There was another dude, whom I had met at a café, once. It was a completely accidental, makeshift occasion, which led to his frequent efforts to message me over Facebook. The first time we met up for coffee ‘on purpose’ therefore, I headed him off, and told him that I was only interested in being friends, at the moment, and not really into doing ‘the date,’ thing. He said that he understood, that such was also his interest as well, and- long story short- on Thanksgiving evening, he ended up joining myself and my Chinese friend, eating Chinese dumplings and holding political/history discussion with us that kept me engaged for nearly three hours. He offered to put artwork on my walls before he left, giving me the opportunity to save money, and decorate my new apartment as I had always longed to-
We are still good friends, as well.
It is indeed possible. Men and women can be good friends, after all. I had not been sure, until I’d had the chance to move on, and heal the tissue of my heart, which had been dying, on a certain level, ever since I had taken the opportunity to try and get to know the Neanderthal.

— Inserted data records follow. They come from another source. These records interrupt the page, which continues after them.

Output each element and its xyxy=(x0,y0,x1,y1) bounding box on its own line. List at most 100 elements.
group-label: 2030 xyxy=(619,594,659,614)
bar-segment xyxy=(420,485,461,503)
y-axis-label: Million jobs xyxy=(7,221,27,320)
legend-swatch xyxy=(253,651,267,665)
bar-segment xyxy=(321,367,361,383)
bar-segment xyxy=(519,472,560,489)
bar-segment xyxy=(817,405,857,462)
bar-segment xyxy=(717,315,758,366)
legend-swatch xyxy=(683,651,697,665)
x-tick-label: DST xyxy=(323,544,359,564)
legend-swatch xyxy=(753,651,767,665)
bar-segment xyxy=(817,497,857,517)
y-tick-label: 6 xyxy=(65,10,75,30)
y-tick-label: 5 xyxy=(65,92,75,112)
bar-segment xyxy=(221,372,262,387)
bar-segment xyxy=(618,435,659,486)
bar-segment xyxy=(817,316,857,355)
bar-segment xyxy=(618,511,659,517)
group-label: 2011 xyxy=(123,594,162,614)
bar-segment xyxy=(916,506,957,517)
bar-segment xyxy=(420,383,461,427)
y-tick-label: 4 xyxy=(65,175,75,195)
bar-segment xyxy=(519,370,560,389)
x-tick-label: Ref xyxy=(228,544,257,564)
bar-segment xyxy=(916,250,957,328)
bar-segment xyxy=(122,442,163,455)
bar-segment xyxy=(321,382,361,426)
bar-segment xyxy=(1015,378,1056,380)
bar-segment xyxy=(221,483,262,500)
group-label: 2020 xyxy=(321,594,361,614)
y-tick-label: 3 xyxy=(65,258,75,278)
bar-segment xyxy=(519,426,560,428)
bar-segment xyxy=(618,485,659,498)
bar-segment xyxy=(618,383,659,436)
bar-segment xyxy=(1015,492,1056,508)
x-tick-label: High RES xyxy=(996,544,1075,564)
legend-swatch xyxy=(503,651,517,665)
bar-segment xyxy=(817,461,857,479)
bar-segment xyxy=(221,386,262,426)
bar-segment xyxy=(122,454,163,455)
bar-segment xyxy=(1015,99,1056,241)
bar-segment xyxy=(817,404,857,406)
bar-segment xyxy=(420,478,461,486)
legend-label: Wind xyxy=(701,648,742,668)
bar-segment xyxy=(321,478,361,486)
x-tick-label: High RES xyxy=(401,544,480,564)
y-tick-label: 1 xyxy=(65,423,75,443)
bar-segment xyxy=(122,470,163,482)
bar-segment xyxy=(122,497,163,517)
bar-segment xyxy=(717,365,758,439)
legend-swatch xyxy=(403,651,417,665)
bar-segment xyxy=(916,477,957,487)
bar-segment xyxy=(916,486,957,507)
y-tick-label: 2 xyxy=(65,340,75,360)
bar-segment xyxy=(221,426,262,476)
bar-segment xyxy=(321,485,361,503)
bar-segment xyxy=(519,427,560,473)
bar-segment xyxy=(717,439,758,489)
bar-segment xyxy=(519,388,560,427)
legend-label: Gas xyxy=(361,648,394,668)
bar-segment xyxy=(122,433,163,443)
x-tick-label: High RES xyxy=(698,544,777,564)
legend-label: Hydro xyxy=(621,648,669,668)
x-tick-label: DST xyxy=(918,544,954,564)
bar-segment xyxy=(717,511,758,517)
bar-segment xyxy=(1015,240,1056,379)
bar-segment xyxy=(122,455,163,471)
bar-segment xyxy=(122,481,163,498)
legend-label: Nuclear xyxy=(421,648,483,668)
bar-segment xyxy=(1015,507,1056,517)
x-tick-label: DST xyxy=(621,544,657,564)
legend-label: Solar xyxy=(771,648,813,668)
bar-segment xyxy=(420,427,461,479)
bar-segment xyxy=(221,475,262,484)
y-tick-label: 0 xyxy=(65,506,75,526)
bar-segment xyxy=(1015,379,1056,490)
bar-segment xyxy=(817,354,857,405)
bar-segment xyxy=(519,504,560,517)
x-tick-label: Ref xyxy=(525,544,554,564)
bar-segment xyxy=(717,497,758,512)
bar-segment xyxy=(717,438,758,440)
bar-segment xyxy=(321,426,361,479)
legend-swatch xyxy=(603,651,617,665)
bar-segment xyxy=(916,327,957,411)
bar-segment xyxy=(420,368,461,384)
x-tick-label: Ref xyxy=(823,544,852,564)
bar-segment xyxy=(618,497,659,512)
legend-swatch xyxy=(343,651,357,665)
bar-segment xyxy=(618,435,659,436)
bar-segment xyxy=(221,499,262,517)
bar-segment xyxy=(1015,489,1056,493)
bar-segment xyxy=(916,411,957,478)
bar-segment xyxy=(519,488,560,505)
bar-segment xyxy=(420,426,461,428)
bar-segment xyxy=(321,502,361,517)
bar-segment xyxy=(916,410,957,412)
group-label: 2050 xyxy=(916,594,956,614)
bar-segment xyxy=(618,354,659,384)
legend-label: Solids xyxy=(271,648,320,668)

My new experiences had allowed me to move on, finally, and overcome any past insecurities which he had caused me. My original desire to open up a friendship with the Neanderthal, I’d realized then- my belief in the fact that a relationship within the matrix of ‘just being friends’ existed, was not misleading. It is the people that lead you astray. The road to utopia, and idealism, is always available, but the door can only be opened when you have the right people helping- if you are talking to someone who doesn’t have the key, then it will be virtually impossible to open the door, because they don’t have the tool to envision the same scenery-
It is a beautiful vision, which can only be opened with the help of true friends. Or only with the help of . . . ‘just friends.’